A Cook County jury has awarded $10.7 million to the estate of a young girl who died after suffering severe burns in scalding bath water.

The verdict came Wednesday in plaintiff Bryant King’s product-liability suit.

He sued the American Water Heater Co. in 2011, alleging the company dangerously manufactured a water heater without an anti-scalding valve that could have prevented his then 18-month-old daughter Mikayla from suffering second-degree burns during a bath in February and dying that April as a result of her injuries.

The day of the incident, Mikayla’s mother Jennifer King was home from work with her and then-4-year-old daughter Kiera while her two sons were at school.

While folding laundry in a separate room, King shouted to Kiera that she need not run Mikayla’s bath because it was almost time to pick her sons up from school.
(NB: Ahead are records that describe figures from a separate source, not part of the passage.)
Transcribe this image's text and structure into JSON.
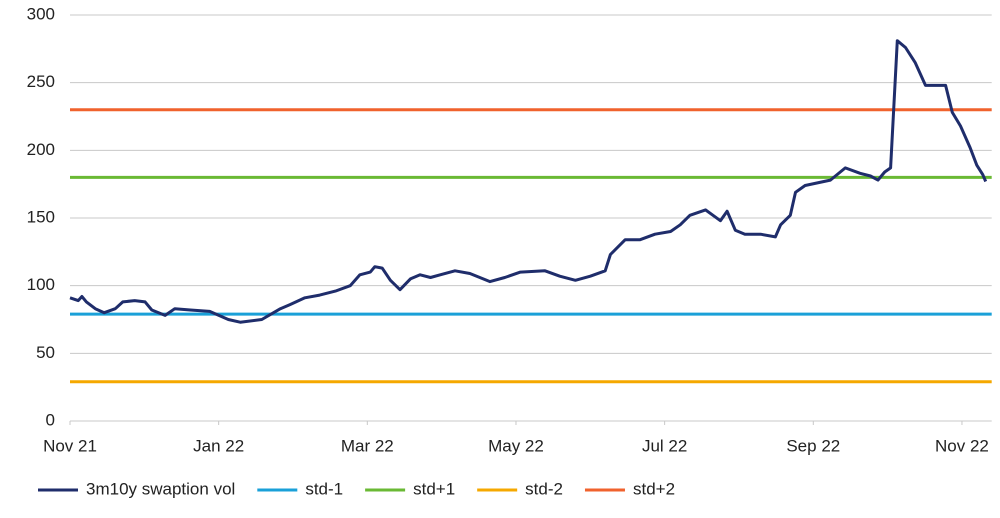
{
  "chart_data": {
    "type": "line",
    "x": [
      0,
      0.11,
      0.16,
      0.22,
      0.34,
      0.46,
      0.61,
      0.71,
      0.87,
      1.01,
      1.1,
      1.28,
      1.41,
      1.62,
      1.88,
      2.13,
      2.29,
      2.58,
      2.83,
      2.96,
      3.16,
      3.36,
      3.57,
      3.77,
      3.9,
      4.04,
      4.1,
      4.2,
      4.31,
      4.44,
      4.58,
      4.71,
      4.85,
      4.98,
      5.18,
      5.38,
      5.65,
      5.85,
      6.06,
      6.39,
      6.59,
      6.8,
      7.0,
      7.2,
      7.27,
      7.47,
      7.67,
      7.87,
      8.08,
      8.21,
      8.34,
      8.55,
      8.65,
      8.75,
      8.84,
      8.95,
      9.08,
      9.29,
      9.49,
      9.56,
      9.69,
      9.76,
      9.89,
      10.23,
      10.43,
      10.63,
      10.77,
      10.87,
      10.96,
      11.04,
      11.13,
      11.24,
      11.37,
      11.51,
      11.78,
      11.87,
      11.98,
      12.11,
      12.2,
      12.28,
      12.32
    ],
    "series": [
      {
        "name": "3m10y swaption vol",
        "color": "#1f2d6b",
        "values": [
          91,
          89,
          92,
          88,
          83,
          80,
          83,
          88,
          89,
          88,
          82,
          78,
          83,
          82,
          81,
          75,
          73,
          75,
          83,
          86,
          91,
          93,
          96,
          100,
          108,
          110,
          114,
          113,
          104,
          97,
          105,
          108,
          106,
          108,
          111,
          109,
          103,
          106,
          110,
          111,
          107,
          104,
          107,
          111,
          123,
          134,
          134,
          138,
          140,
          145,
          152,
          156,
          152,
          148,
          155,
          141,
          138,
          138,
          136,
          145,
          152,
          169,
          174,
          178,
          187,
          183,
          181,
          178,
          184,
          187,
          281,
          276,
          265,
          248,
          248,
          228,
          218,
          202,
          189,
          182,
          177
        ]
      }
    ],
    "reference_lines": [
      {
        "name": "std-1",
        "color": "#1aa0d8",
        "value": 79
      },
      {
        "name": "std+1",
        "color": "#6ab934",
        "value": 180
      },
      {
        "name": "std-2",
        "color": "#f5a800",
        "value": 29
      },
      {
        "name": "std+2",
        "color": "#f0622d",
        "value": 230
      }
    ],
    "xlim": [
      0,
      12.4
    ],
    "xticks": [
      {
        "value": 0,
        "label": "Nov 21"
      },
      {
        "value": 2,
        "label": "Jan 22"
      },
      {
        "value": 4,
        "label": "Mar 22"
      },
      {
        "value": 6,
        "label": "May 22"
      },
      {
        "value": 8,
        "label": "Jul 22"
      },
      {
        "value": 10,
        "label": "Sep 22"
      },
      {
        "value": 12,
        "label": "Nov 22"
      }
    ],
    "ylim": [
      0,
      300
    ],
    "yticks": [
      0,
      50,
      100,
      150,
      200,
      250,
      300
    ],
    "grid": true
  }
}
Moments later, she heard Mikayla screaming from the bathroom and quickly ran to remove her from the bath water Kiera ran despite her mother’s orders not to.

A police investigation conducted two days after the incident recorded water temperatures leaving the Kings’ bathtub spout at 134 and 138 degrees.

The child was air-transferred from a local hospital to Loyola Medical Center, where she underwent 19 surgeries in nearly two months to try to repair the second-degree scald burns she received on about half of her body during those few seconds in the tub, said Jay Paul Deratany — a partner at the Deratany Law Firm who represented Mikayla’s estate.

“They tried to keep her in a medical coma, and there’s times where she’d come out of it and there’d be pain,” he said. “They had to amputate her right leg, and the infection still wouldn’t stop and she died.”

The water heater that heated Mikayla’s bath water included a thermostat that outlined settings in “hot,” “warm,” and “vacation,” Deratany said. It did not include an anti-scalding valve that comes standard in the boxes of other more expensive models.

And while it wasn’t the first time someone in the Kings’ household noticed abnormally hot water coming from their faucets, Deratany said, previous instances had only arisen on a few non-specific and less serious occasions.

“Bryan remembers two occasions where the water was a little hot, but never like that, and never did they ever know that the water would come out to the point where it would hospitalize or kill their baby,” he said.

Filed in Cook County Circuit Court, King’s suit alleged American Water Heater created a dangerous condition when it designed, distributed and sold a water heater that didn’t come with an anti-scalding device. He argued the anti-scalding valve should come as an integral component to the heater to prevent water from being able to reach such dangerous levels.

Dennis C. Cusack, a partner at Johnson & Bell Ltd., represented the defendant along with James H. Keale, a partner in Sedgwick LLP’s Newark, N.J. office.

Cusack and Keale deferred comment to a spokesman for A.O. Smith Corp., the defendant’s parent company. The spokesman could not be reached for comment.

After a week of trial before Associate Judge James E. Snyder, the jury awarded Mikayla’s estate $1.8 million for grief, sorrow and mental suffering; $1.8 million for loss of society; $1.8 million for loss of a normal life; $1.8 million for conscious pain and suffering; $1.8 million for emotional distress; $713,601 for Mikayla’s medical expenses and $1 million for the loss of benefit the child would likely have contributed to the future.

Deratany said while the family is pleased with the result, they recognized their case was more about trying to prevent a similar incident in other families’ homes.

“This family was really broken apart and devastated, and they knew all along that this was never about them getting compensated,” he said. “Jennifer King said, ‘I just want this not to happen to other kids.’”

Megan S. O’Connor, an associate at Deratany’s firm, also represented the estate.

The case is Bryant King v. Whirlpool et al., 11 L 5001.